Gardener aims to bring plant music to new audiences

Mark Hions-Neale Martin NobleMark Hions-Neale
Martin Noble-James built an analogue synthesiser during lockdown using YouTube videos

A gardener who built a synthesiser to experiment with making music out of plants is due to take his work to new live audiences.

Martin Noble-James, a gardener at Felbrigg Hall, near Cromer, Norfolk, will be performing with plants in a new music form of bio-sonification.

Making music in this way will involve attaching electrodes to plants to pick up electrical impulses which can be transformed into sound.

He said: "I’m interested in making music where I don’t have control, in collaborating with something unaware of its artistic role and sharing it with a live audience."

Mr Noble-James, who has been a gardener at Felbrigg Hall for the past 20 years, got into the music form during the Covid-19 lockdown.
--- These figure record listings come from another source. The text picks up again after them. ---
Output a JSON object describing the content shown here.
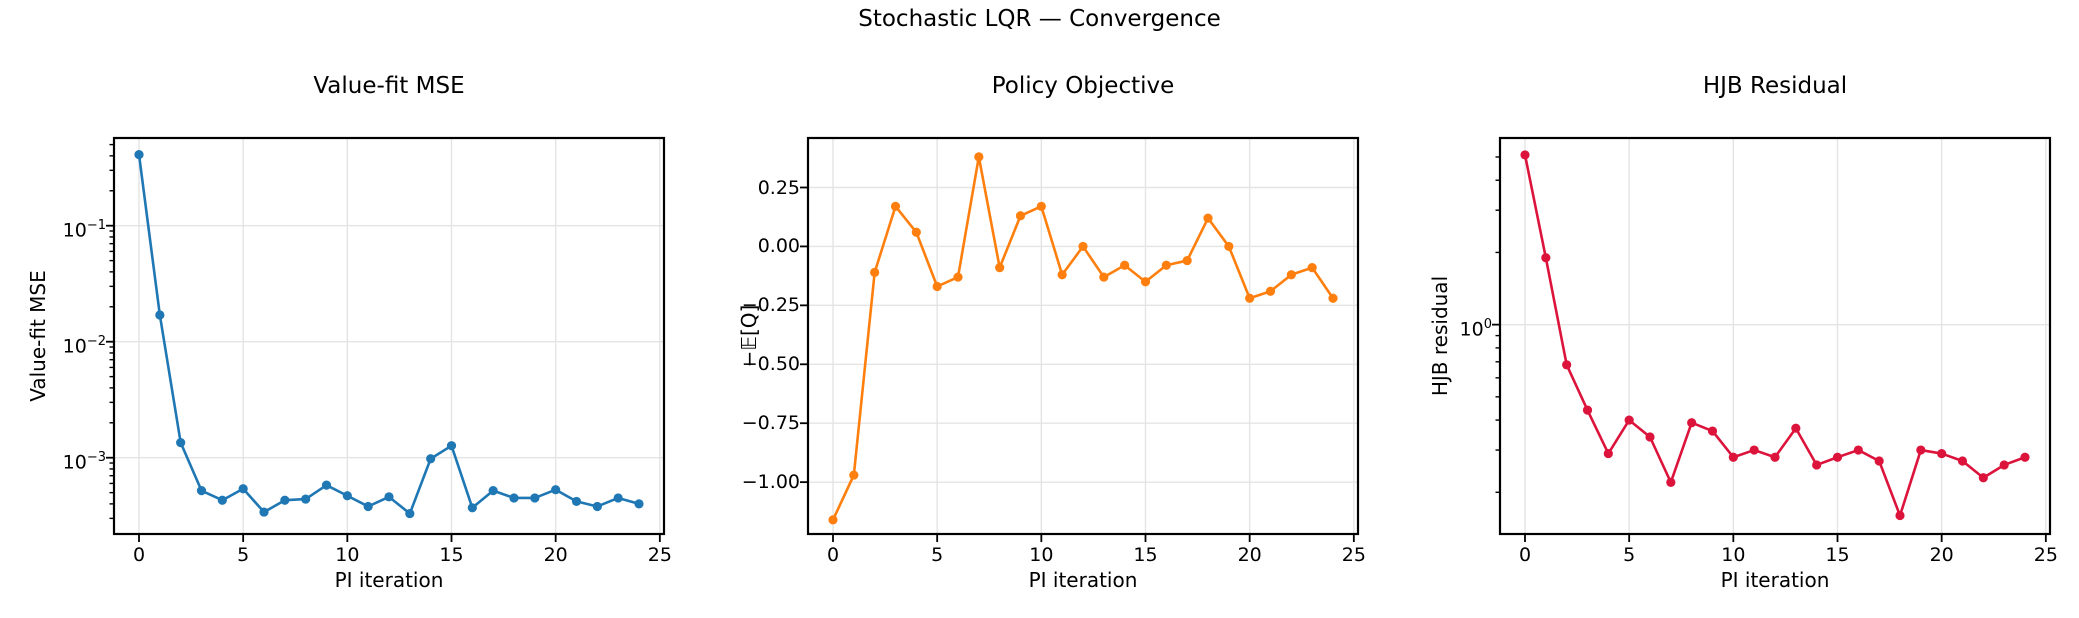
{
  "suptitle": "Stochastic LQR — Convergence",
  "chart_data": [
    {
      "type": "line",
      "title": "Value-fit MSE",
      "xlabel": "PI iteration",
      "ylabel": "Value-fit MSE",
      "yscale": "log",
      "color": "#1f77b4",
      "marker": "circle",
      "grid": true,
      "x": [
        0,
        1,
        2,
        3,
        4,
        5,
        6,
        7,
        8,
        9,
        10,
        11,
        12,
        13,
        14,
        15,
        16,
        17,
        18,
        19,
        20,
        21,
        22,
        23,
        24
      ],
      "y": [
        0.41,
        0.017,
        0.00135,
        0.00052,
        0.00043,
        0.00054,
        0.00034,
        0.00043,
        0.00044,
        0.00058,
        0.00047,
        0.00038,
        0.00046,
        0.00033,
        0.00098,
        0.00127,
        0.00037,
        0.00052,
        0.00045,
        0.00045,
        0.00053,
        0.00042,
        0.00038,
        0.00045,
        0.0004
      ],
      "xlim": [
        -1.2,
        25.2
      ],
      "ylim": [
        0.00022,
        0.57
      ],
      "xticks": [
        0,
        5,
        10,
        15,
        20,
        25
      ],
      "yticks": {
        "type": "log",
        "exponents": [
          -1,
          -2,
          -3
        ]
      }
    },
    {
      "type": "line",
      "title": "Policy Objective",
      "xlabel": "PI iteration",
      "ylabel": "−𝔼[Q]",
      "yscale": "linear",
      "color": "#ff7f0e",
      "marker": "circle",
      "grid": true,
      "x": [
        0,
        1,
        2,
        3,
        4,
        5,
        6,
        7,
        8,
        9,
        10,
        11,
        12,
        13,
        14,
        15,
        16,
        17,
        18,
        19,
        20,
        21,
        22,
        23,
        24
      ],
      "y": [
        -1.16,
        -0.97,
        -0.11,
        0.17,
        0.06,
        -0.17,
        -0.13,
        0.38,
        -0.09,
        0.13,
        0.17,
        -0.12,
        0.0,
        -0.13,
        -0.08,
        -0.15,
        -0.08,
        -0.06,
        0.12,
        0.0,
        -0.22,
        -0.19,
        -0.12,
        -0.09,
        -0.22
      ],
      "xlim": [
        -1.2,
        25.2
      ],
      "ylim": [
        -1.22,
        0.46
      ],
      "xticks": [
        0,
        5,
        10,
        15,
        20,
        25
      ],
      "yticks": {
        "type": "linear",
        "values": [
          0.25,
          0.0,
          -0.25,
          -0.5,
          -0.75,
          -1.0
        ]
      }
    },
    {
      "type": "line",
      "title": "HJB Residual",
      "xlabel": "PI iteration",
      "ylabel": "HJB residual",
      "yscale": "log",
      "color": "#dc143c",
      "marker": "circle",
      "grid": true,
      "x": [
        0,
        1,
        2,
        3,
        4,
        5,
        6,
        7,
        8,
        9,
        10,
        11,
        12,
        13,
        14,
        15,
        16,
        17,
        18,
        19,
        20,
        21,
        22,
        23,
        24
      ],
      "y": [
        5.1,
        1.9,
        0.68,
        0.44,
        0.29,
        0.4,
        0.34,
        0.22,
        0.39,
        0.36,
        0.28,
        0.3,
        0.28,
        0.37,
        0.26,
        0.28,
        0.3,
        0.27,
        0.16,
        0.3,
        0.29,
        0.27,
        0.23,
        0.26,
        0.28
      ],
      "xlim": [
        -1.2,
        25.2
      ],
      "ylim": [
        0.134,
        6.0
      ],
      "xticks": [
        0,
        5,
        10,
        15,
        20,
        25
      ],
      "yticks": {
        "type": "log",
        "exponents": [
          0
        ]
      }
    }
  ]
}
Bio-sonification involves attaching electrodes to plants which pick up electrical impulses which goes into the synthesiser.

"I really wanted to do it live, just get out there plug a plant in and see what happens," he said.

Tammy Noble-James Martin Noble Tammy Noble-James
Mr Noble-James said making changes to plants, like watering them or tearing off a leaf, can change the processes and electrical impulses to alter the sound

He said making changes to the plant, like tearing off a leaf or watering it, can change the sound it makes as the chemical processes inside are altered.

"The plants are just producing voltage and you can do all sorts of things with that voltage," he said.

He is due to travel around Norfolk this summer, bringing bio-sonification to audiences at Felbrigg Hall and the Blickling Estate.